By Geoffrey Smith
Investing.com -- The European Central Bank kept its monetary policy stance largely unchanged on Thursday, leaving both its official interest rates and its various asset purchase schemes untouched.
It did, however, ease the conditions of its long-term refinancing operations for banks even further, and announced a series of new funding operations to take place from May, with the final one maturing in September 2021. Banks will be able to make use of the recent relaxation in the rules regarding eligible collateral at the new operations, to be known as PELTROs.
It also held out the prospect of adding to its bond purchases in the future, if need be.
"The Governing Council is fully prepared to increase the size of the PEPP and adjust its composition, by as much as necessary and for as long as needed," the ECB said.
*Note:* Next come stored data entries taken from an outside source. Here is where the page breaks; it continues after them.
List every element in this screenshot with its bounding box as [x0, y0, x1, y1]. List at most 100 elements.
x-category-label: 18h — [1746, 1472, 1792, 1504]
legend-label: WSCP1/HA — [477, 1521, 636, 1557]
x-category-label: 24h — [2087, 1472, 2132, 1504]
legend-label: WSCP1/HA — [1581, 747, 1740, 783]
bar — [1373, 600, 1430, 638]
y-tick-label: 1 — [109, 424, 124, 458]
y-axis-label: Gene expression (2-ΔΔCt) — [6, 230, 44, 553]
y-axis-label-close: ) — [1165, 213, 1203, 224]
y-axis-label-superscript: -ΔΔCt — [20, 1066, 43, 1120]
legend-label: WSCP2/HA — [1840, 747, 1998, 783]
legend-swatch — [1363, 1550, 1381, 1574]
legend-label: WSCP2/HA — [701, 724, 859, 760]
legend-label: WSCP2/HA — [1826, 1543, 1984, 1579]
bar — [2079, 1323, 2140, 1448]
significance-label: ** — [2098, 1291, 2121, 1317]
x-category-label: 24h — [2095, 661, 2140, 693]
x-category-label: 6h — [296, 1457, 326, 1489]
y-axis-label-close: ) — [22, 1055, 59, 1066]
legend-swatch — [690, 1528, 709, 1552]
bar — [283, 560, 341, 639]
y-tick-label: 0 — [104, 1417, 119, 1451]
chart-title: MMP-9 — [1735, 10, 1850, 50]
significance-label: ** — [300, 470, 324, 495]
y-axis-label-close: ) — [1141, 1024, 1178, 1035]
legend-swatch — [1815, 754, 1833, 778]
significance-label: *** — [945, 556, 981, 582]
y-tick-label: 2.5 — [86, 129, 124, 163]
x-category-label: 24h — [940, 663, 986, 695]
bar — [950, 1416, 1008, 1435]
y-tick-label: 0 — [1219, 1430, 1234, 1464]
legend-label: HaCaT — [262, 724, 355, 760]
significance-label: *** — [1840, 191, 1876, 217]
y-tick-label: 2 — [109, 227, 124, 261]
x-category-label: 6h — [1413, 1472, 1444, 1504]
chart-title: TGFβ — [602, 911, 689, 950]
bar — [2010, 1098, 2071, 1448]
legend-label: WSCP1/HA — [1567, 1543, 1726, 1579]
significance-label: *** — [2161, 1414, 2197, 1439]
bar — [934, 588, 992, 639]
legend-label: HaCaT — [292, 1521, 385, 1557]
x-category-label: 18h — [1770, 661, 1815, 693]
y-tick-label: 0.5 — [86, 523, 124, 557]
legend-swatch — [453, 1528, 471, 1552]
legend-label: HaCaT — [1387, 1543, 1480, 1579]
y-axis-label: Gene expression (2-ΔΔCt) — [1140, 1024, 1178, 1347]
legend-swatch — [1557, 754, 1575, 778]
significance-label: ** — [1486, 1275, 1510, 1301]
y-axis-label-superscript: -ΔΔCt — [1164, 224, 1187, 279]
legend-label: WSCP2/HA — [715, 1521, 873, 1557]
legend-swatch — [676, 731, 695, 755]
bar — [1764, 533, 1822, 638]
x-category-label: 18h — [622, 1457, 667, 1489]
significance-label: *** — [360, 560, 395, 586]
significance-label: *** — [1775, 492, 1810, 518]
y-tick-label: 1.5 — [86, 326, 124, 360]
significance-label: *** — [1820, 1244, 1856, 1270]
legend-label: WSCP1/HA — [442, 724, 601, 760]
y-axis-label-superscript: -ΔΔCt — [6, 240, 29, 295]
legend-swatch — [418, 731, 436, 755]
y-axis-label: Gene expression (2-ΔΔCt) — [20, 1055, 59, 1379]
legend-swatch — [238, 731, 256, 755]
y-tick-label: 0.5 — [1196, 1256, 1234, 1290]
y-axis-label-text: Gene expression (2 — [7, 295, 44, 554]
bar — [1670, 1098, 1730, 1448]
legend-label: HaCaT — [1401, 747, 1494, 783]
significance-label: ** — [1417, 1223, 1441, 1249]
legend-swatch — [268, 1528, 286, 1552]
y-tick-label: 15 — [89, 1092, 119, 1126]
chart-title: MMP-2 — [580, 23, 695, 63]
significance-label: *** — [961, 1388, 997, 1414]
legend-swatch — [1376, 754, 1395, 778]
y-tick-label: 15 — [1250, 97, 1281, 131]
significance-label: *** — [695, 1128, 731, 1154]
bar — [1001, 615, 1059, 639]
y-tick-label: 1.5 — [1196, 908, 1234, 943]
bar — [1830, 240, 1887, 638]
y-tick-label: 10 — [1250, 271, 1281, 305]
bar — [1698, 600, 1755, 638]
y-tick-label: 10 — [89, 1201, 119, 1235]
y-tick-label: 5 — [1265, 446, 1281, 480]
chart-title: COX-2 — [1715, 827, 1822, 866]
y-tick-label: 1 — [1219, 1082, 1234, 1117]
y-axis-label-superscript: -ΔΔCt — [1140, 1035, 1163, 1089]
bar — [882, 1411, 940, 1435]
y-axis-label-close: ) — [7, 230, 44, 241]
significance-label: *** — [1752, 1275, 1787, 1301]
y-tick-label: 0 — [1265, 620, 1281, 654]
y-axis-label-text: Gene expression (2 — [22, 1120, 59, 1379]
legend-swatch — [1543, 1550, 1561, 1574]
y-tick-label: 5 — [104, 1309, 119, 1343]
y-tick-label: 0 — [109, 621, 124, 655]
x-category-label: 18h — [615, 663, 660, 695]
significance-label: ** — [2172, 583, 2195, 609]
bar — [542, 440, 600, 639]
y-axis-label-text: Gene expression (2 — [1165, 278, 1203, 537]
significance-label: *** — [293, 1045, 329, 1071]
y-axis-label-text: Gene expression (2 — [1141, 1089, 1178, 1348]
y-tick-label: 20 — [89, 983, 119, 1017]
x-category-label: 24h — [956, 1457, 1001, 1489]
The Pandemic Emergency Purchase Program, announced in March, has an overall size of 750 billion euros ($815 billion).
The decisions come on the same day that new data showed the eurozone economy shrunk by 3.8% in the first three months of the year from the final quarter of 2019. As that number isn't annualized, that represents a much sharper decline than the 4.8% drop in U.S. GDP announced on Wednesday. However, it also reflects the fact that European economies went into lockdown earlier than the U.S.
ECB President Christine Lagarde will elaborate further on the decisions at her press conference, which starts at 8:30 AM ET (1230 GMT).